Sunresorts argues that as owner of adjacent lands, its property extends all the way to the coastline. Based on that claim, the company is asking the Court to declare that government has acted unlawfully by issuing permits and allowing third parties—local entrepreneurs—to operate on what it considers its land. If successful, this could mean restricted access, financial penalties for government, and a dangerous precedent for other coastal areas.
The Government, through VROMI Minister Patrice Gumbs, has taken the opposite stance: that beaches belong to the public domain and, by extension, to the people of Sint Maarten. This position is rooted in long-standing legal principles, where coastal areas are presumed public unless proven otherwise. In simple terms: our beaches are not for sale.
But here is where the situation becomes more complex—and more uncomfortable.
As one observer correctly pointed out, this issue may not only be about legal ownership, but about shifting coastlines. Through the natural effects of “eb en vloed”—high and low tides—the sea gradually erodes inland, potentially moving the boundary between public beach and private property over time. If cadastral boundaries (“meetbrieven”) were drawn decades ago, they may today extend much closer to, or even into, what we consider the beach.
In other words, what we assume is public space may, on paper, already fall within private boundaries.
We have seen this before. Great Bay beach in Philipsburg did not remain what it is today by accident. It was preserved and extended through deliberate land reclamation and development.
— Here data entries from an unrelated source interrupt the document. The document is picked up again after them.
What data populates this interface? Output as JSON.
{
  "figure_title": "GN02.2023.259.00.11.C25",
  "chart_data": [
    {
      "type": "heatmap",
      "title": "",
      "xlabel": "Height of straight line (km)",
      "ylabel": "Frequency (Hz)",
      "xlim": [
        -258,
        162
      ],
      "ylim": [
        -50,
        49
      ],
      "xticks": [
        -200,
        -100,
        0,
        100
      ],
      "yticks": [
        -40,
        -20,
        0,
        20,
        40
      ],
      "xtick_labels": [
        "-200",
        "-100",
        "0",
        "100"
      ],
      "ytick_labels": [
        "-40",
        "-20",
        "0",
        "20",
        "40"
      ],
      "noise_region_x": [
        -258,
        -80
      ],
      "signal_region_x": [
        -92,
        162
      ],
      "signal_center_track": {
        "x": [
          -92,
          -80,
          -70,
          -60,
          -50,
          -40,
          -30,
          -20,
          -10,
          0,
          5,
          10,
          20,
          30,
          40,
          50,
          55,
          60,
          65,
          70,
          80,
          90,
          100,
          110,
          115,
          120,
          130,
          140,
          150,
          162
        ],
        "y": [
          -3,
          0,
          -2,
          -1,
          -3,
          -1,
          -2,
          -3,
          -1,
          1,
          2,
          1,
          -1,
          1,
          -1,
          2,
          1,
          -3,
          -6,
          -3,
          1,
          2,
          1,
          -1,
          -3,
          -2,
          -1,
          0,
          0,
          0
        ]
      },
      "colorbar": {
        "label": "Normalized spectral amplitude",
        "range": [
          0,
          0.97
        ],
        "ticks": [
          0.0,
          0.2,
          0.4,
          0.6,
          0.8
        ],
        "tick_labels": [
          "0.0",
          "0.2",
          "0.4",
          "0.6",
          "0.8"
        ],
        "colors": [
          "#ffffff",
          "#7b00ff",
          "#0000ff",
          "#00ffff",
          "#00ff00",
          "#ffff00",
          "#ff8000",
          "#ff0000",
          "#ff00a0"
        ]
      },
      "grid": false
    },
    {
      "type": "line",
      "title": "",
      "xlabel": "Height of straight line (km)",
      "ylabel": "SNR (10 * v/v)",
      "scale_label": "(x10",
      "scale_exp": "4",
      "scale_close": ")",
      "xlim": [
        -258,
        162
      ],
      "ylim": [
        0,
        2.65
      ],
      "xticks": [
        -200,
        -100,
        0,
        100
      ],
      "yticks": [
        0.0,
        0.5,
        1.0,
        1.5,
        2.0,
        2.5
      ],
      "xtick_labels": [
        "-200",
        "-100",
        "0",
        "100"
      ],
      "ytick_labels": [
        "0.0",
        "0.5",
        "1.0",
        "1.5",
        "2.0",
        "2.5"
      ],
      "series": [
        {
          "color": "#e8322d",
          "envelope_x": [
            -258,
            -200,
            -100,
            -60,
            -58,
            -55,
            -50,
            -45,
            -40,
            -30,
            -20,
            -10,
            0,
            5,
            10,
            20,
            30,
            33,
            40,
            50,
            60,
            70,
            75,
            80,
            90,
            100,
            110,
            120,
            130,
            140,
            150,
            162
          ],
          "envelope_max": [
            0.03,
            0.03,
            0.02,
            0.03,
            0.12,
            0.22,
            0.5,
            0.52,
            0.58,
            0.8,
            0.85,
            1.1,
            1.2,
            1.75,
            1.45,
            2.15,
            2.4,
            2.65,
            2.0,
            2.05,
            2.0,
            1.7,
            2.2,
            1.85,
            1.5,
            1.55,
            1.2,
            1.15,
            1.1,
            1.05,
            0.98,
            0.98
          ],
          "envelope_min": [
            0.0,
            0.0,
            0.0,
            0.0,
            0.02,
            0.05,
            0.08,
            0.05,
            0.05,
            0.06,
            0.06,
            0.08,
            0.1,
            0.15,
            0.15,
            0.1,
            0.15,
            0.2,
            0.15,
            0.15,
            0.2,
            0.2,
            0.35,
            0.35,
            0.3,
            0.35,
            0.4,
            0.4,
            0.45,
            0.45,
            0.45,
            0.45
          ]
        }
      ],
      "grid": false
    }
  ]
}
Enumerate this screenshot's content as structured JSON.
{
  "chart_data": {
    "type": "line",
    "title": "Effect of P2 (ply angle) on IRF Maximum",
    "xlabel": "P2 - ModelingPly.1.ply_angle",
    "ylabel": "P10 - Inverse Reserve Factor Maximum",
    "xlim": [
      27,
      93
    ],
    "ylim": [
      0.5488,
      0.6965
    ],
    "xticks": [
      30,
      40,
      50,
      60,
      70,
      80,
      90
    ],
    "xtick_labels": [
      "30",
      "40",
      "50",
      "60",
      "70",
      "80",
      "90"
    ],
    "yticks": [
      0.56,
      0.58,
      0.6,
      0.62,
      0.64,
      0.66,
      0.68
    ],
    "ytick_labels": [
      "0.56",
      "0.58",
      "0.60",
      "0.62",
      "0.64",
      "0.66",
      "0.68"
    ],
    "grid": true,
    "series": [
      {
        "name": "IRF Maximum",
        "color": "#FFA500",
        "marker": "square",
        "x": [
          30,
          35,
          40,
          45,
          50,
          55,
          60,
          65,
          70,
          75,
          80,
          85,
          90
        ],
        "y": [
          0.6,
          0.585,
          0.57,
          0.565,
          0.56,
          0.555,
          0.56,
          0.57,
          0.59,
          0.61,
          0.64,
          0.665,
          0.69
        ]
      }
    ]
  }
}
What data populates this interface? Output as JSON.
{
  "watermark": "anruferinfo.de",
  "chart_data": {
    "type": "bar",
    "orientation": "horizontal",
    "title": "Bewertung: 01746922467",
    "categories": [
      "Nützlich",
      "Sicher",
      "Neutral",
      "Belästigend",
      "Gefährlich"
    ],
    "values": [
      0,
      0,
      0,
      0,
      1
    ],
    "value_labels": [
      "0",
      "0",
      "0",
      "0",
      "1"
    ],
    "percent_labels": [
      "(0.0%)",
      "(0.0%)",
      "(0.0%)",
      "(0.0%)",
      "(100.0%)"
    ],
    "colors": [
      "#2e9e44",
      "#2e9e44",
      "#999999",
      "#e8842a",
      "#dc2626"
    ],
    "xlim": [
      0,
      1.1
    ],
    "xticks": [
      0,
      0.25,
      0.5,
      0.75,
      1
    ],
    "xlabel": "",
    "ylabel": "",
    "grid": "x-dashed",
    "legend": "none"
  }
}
Without that intervention, much of that beach might have been lost—legally and physically.
So yes, the Court’s ruling on June 9 will be important. It may clarify ownership, set precedent, and define the limits of government authority.
But let’s not fool ourselves.
This is not a problem the Court should have to solve. This is a problem Parliament should have already addressed.
Because at the heart of this debate lies a simple principle:
A public beach means public access—at all times.
Not sometimes.
Not depending on who owns the land behind it.
Not subject to private negotiations.
If that principle is not clearly and explicitly anchored in our laws and ordinances, then we have failed to protect one of our most valuable national assets.
And that raises the real question:
What are our Members of Parliament waiting for?
Instead of reacting case by case, lawsuit by lawsuit, they should be legislating proactively. Clear laws must define:
- Where private property ends
- Where public beach begins
- And most importantly: that access to that beach can never be denied
Because if we leave it to the courts alone, we are not governing—we are reacting.
And reaction always comes too late.
The people of Sint Maarten are watching this case closely, and rightly so. Emotions are high because this is not just about sand and shoreline. It is about heritage, identity, and the simple right to enjoy the island we call home.
The Court will decide on Mullet Bay.
But Parliament must decide on the future.
Because if we do not protect our beaches in law today, we may very well lose them tomorrow.